Polytonia: a system for the automatic transcription of tonal aspects in speech corpora


This paper first proposes a labeling scheme for tonal aspects of speech and then describes an automatic annotation system using this transcription.

This fine-grained transcription provides labels indicating pitch level and pitch movement of individual syllables. Of the five pitch levels, three (low, mid, high) are defined on the basis of pitch changes in the local context and two (bottom, top) are defined relative to the speaker’s global pitch range boundaries. For pitch movements, both simple and compound, the transcription indicates direction (rise, fall, level) and size, using pitch interval categories adjusted relative to the speaker’s pitch range.

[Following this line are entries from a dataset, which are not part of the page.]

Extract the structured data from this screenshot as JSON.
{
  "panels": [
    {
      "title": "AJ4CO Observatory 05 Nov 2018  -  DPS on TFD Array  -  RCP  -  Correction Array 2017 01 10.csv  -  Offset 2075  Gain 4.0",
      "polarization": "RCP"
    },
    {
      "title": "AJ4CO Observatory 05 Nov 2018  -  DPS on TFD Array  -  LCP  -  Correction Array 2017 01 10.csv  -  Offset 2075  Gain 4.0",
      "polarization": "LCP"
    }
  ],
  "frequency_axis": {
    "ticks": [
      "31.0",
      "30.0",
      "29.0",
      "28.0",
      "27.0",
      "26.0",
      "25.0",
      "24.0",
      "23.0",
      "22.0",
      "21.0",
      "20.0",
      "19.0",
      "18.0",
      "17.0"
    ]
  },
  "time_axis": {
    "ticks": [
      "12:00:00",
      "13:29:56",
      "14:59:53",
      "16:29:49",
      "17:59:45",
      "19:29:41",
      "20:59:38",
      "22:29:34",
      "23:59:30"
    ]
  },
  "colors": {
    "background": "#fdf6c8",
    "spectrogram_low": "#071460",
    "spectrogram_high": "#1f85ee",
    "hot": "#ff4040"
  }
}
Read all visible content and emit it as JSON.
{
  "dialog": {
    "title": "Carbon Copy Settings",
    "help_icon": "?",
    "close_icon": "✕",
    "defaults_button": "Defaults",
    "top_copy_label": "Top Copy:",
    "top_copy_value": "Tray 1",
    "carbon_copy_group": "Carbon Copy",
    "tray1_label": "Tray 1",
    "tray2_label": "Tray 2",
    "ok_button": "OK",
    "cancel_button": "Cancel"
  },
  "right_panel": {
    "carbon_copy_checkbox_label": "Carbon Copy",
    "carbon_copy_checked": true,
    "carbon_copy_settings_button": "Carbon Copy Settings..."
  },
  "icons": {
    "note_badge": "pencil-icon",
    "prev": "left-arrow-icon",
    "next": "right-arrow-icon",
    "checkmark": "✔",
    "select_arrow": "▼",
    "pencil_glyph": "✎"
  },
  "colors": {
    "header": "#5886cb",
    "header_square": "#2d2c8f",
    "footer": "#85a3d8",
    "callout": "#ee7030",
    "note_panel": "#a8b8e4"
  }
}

The automatic tonal annotation system combines six processing steps: segmentation into syllable peaks, pause detection, pitch stylization, pitch range estimation, classification of the intra-syllabic pitch contour, and pitch level assignment. It uses a dedicated and rule-based procedure, which unlike widely used supervised learning techniques does not require training through a labeled corpus.

A preliminary evaluation of the annotation system is included, for a reference corpus of nearly 14 minutes of spontaneous speech in French and Dutch, in order to quantify annotation errors. The results, as expressed in terms of standard measures of precision, recall, accuracy and F-measure are encouraging. For low, mid and high pitch levels an F-measure between 0.946 and 0.815 is obtained and for pitch movements a value between 0.708 and 1.

Additional modules to detect prominence and prosodic boundaries will enable the resulting annotation to serve as input for phonological annotation.